Hyperspectral Mineral Classification Platform
Published:
A machine learning platform for classifying minerals and estimating their abundances from hyperspectral imagery (VNIR/SWIR), designed for deployment at mining and exploration sites.
The challenge
Hyperspectral cameras capture hundreds of narrow spectral bands across the visible, near-infrared, and short-wave infrared ranges. Each pixel in the resulting raster encodes a spectral signature that can reveal the mineral composition of rock samples, drill core, or conveyor belt material. However, translating raw spectral data into reliable mineral maps requires careful calibration, robust models, and domain-aware constraints – particularly the requirement that predicted mineral abundances at each pixel must sum to 100%.
System architecture
- Data ingestion: The platform accepts hyperspectral rasters from VNIR/SWIR cameras alongside laboratory reference measurements (XRD for mineral phases, XRF for elemental composition). Regions of interest (ROIs) are defined to link spectral patches with ground-truth mineral labels.
- Spectral patch database: ROI-aligned spectral patches are extracted and organized into training databases, with augmentation and normalization pipelines to handle varying illumination and sensor conditions.
- Multi-model training: Several model architectures are trained in parallel – XGBoost, ExtraTrees, Ridge regression, Partial Least Squares Regression (PLSR), and 1D/2D Convolutional Neural Networks. An ensemble layer and meta-learning strategies combine predictions across models and datasets.

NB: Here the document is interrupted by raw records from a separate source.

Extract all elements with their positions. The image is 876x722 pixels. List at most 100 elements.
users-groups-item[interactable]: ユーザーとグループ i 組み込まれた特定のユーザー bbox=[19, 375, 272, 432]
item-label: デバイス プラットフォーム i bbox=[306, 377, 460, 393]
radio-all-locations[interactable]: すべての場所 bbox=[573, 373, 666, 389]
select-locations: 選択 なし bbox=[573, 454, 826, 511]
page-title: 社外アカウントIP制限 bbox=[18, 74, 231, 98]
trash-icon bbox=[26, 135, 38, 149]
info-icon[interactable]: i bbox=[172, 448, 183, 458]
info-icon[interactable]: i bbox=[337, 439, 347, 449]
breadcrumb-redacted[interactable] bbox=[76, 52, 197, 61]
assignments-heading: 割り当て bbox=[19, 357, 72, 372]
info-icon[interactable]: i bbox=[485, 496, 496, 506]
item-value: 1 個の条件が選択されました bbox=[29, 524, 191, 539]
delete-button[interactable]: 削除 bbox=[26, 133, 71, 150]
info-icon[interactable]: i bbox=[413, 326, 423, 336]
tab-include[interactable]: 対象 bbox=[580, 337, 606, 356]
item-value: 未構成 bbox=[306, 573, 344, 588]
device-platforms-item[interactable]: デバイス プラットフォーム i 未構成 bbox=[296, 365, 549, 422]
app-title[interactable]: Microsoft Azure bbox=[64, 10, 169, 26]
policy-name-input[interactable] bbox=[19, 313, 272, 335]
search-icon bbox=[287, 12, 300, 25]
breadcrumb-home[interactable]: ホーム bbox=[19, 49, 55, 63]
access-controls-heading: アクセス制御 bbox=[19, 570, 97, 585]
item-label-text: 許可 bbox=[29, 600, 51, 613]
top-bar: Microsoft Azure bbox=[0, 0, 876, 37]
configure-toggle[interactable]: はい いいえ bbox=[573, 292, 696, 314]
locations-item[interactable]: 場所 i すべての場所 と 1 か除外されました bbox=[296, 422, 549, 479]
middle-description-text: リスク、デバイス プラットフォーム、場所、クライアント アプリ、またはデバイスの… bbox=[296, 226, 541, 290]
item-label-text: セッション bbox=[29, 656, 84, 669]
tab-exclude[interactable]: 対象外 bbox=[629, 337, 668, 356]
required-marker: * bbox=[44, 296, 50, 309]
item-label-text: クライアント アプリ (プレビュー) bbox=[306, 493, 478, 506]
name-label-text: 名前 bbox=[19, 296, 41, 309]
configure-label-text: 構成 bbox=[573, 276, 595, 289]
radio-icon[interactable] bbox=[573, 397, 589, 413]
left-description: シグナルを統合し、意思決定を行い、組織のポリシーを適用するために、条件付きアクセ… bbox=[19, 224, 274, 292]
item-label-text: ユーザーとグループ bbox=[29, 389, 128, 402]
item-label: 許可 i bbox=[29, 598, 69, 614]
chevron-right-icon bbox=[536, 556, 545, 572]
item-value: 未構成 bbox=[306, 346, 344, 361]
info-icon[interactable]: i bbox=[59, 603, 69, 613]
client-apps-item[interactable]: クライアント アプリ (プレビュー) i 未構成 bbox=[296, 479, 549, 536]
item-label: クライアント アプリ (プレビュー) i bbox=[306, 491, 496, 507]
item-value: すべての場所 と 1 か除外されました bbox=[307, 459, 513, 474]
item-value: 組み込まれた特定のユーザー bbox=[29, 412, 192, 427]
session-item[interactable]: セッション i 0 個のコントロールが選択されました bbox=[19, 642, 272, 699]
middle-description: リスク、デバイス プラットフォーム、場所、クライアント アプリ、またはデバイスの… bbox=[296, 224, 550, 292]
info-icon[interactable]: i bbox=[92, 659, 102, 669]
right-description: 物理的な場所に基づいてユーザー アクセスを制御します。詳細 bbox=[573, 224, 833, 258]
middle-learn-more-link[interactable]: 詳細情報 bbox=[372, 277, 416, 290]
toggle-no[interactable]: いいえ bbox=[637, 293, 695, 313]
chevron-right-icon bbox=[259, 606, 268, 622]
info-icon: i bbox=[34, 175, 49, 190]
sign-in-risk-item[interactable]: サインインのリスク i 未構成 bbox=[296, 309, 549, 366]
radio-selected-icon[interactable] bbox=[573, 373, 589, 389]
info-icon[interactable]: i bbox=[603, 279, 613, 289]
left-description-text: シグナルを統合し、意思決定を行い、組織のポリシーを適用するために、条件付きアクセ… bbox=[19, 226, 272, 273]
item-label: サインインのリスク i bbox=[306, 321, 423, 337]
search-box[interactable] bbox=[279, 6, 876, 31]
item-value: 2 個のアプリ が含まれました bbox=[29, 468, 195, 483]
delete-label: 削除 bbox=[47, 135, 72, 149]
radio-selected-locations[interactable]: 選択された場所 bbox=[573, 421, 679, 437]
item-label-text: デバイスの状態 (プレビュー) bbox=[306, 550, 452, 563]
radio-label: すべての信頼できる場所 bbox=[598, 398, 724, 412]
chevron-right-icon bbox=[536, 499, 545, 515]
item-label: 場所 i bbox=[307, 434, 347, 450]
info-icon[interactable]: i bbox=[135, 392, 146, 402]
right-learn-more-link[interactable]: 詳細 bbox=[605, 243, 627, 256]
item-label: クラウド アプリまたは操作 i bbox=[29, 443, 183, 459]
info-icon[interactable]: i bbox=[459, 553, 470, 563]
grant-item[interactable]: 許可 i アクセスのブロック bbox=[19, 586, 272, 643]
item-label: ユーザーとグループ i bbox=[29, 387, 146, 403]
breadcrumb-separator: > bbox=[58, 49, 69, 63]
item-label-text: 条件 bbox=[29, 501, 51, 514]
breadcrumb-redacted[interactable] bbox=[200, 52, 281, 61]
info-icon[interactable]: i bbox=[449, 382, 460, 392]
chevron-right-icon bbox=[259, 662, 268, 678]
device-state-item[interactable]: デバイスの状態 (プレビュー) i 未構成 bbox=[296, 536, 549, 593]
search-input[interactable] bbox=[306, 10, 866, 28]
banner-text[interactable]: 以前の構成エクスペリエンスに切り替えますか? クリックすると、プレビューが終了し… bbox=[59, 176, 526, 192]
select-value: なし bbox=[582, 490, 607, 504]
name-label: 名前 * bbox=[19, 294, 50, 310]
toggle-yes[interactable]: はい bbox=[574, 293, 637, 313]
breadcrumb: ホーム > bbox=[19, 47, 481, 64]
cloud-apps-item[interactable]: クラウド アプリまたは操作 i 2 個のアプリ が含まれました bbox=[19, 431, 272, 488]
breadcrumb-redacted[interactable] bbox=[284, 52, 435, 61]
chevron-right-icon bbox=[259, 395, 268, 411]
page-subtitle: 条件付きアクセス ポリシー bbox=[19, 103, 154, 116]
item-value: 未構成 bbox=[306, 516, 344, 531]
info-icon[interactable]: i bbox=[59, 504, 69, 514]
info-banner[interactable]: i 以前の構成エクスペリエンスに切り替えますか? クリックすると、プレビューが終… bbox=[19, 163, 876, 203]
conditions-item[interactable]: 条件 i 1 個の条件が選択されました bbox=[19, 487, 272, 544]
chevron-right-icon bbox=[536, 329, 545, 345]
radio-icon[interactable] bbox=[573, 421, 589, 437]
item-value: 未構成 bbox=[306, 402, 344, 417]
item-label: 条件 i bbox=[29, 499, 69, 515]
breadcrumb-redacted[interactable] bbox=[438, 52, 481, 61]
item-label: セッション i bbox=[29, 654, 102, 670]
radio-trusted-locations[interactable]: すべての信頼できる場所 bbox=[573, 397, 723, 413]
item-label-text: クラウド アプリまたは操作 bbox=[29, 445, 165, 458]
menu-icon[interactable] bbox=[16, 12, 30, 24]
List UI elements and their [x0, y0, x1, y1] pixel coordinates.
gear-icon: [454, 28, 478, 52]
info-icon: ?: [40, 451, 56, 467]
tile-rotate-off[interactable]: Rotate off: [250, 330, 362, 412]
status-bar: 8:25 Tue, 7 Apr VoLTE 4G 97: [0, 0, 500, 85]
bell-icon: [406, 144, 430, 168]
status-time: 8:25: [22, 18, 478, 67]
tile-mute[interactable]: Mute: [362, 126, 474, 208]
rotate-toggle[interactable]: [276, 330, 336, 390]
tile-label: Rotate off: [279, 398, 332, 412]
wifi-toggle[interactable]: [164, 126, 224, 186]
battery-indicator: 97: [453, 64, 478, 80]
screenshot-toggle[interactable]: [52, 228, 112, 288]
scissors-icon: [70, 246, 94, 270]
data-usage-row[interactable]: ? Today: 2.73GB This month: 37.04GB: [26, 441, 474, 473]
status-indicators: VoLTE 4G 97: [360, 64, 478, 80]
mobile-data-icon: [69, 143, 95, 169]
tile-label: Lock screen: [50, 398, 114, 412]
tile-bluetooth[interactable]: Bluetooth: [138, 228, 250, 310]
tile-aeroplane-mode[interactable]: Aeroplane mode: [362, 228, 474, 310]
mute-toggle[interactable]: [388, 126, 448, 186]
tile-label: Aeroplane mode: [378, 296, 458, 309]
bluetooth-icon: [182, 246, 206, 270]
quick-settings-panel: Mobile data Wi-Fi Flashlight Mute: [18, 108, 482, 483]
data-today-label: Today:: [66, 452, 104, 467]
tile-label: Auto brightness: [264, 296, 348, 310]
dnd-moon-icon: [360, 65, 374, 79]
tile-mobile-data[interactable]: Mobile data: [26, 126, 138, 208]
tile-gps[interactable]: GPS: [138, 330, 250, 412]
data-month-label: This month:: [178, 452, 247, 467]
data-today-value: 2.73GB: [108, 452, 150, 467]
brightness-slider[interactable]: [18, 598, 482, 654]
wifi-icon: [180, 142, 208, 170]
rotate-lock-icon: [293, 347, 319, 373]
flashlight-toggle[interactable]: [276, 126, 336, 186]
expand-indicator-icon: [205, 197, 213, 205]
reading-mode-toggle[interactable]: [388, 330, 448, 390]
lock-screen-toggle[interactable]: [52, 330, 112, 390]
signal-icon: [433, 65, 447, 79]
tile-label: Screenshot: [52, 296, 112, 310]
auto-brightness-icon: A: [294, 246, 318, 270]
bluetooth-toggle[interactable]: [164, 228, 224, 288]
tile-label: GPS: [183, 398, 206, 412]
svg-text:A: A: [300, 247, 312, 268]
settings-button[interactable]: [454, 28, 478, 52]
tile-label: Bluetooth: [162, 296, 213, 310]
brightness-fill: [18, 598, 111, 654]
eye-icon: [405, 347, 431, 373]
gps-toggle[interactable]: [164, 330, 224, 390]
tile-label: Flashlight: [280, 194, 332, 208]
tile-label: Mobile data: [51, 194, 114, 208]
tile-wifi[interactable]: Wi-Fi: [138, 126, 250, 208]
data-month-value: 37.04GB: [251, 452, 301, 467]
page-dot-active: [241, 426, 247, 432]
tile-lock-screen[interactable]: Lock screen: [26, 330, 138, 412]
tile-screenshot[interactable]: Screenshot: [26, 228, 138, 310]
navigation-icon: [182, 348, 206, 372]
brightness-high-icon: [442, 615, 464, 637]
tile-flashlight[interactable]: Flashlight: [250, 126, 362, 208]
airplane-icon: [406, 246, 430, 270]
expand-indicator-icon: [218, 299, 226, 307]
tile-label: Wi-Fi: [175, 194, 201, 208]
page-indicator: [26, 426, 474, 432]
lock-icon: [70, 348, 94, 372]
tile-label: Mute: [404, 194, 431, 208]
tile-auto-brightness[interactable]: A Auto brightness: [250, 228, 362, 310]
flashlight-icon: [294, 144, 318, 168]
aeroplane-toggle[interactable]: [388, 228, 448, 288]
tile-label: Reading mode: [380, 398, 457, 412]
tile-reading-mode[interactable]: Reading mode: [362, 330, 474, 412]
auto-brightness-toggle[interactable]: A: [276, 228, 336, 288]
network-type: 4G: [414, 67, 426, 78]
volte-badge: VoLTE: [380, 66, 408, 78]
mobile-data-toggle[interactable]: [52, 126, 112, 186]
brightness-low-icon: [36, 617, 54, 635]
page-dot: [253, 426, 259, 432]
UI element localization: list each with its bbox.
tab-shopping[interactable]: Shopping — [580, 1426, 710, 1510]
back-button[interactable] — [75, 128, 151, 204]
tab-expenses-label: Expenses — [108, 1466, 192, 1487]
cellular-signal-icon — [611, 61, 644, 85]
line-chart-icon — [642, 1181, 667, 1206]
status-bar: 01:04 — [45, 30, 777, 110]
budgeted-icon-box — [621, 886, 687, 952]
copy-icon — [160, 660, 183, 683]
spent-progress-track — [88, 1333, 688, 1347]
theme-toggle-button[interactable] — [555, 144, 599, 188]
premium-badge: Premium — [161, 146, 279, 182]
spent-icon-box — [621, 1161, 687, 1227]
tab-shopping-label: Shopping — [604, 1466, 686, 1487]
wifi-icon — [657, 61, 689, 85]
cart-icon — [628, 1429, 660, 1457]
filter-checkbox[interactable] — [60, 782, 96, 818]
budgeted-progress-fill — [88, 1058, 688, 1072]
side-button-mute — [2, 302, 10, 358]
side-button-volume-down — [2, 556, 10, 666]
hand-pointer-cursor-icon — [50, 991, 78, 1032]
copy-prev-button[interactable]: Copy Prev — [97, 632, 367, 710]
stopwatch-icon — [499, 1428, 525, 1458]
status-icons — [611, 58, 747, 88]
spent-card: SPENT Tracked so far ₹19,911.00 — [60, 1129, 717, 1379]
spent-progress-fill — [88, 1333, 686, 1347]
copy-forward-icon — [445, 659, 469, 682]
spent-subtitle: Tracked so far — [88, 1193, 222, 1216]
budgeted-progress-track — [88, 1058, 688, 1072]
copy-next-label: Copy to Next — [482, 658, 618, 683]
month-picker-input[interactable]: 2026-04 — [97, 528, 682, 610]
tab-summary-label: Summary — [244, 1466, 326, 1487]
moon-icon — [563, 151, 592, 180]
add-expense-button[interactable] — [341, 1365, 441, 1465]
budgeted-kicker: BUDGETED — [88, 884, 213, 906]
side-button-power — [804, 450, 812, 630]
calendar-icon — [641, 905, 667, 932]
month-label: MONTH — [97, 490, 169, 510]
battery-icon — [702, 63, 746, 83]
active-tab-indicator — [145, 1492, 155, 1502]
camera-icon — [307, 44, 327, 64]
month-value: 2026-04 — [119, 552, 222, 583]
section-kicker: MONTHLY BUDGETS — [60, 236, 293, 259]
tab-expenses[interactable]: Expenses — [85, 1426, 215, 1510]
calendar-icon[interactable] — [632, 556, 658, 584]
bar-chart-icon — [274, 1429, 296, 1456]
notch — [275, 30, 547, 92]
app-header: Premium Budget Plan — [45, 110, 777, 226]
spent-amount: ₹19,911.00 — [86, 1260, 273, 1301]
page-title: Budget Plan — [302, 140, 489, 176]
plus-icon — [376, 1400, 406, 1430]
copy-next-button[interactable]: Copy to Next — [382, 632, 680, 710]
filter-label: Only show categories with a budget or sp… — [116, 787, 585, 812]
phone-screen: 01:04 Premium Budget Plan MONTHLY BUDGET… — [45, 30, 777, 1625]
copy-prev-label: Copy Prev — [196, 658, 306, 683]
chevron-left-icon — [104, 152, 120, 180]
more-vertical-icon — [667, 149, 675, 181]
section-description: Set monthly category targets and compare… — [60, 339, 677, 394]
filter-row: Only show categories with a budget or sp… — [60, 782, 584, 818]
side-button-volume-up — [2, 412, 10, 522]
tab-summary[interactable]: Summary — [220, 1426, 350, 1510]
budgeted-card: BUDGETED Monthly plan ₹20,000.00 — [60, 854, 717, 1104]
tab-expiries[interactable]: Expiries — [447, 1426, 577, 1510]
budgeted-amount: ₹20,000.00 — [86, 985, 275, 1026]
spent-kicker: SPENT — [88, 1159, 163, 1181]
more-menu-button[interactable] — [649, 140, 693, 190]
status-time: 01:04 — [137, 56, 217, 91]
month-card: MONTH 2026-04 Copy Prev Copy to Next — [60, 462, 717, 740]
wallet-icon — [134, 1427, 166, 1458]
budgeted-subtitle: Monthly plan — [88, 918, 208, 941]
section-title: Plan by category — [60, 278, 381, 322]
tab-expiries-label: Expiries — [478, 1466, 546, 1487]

- Compositional constraints: A post-processing layer enforces that predicted mineral abundances satisfy closure (summing to 100%) and non-negativity, using constrained optimization techniques.
- Output products: Mineral classification maps, per-pixel abundance estimates with confidence intervals, and summary statistics for geological interpretation.
Minerals handled
The system has been applied to a range of mineral assemblages relevant to mining and exploration, including clays (kaolinite, chlorite, smectite, muscovite), sulfates (alunite), iron oxides (limonite), and various phyllosilicates. Model configurations are adapted per mineral system.
Technology stack
- ML: XGBoost, ExtraTrees, scikit-learn, TensorFlow/Keras for CNN architectures
- Backend: FastAPI (Python), NumPy, SciPy for spectral processing
- Frontend/Visualization: Dash for interactive mineral maps and model exploration
- Desktop deployment: Packaged for field use at sites with limited connectivity
- Data: HDF5 and GeoTIFF for raster storage, pandas for tabular data
Note: This description reflects the general type and architecture of systems I have built as a consultant for industrial clients. Specific client details, operational data, and proprietary methodologies are omitted.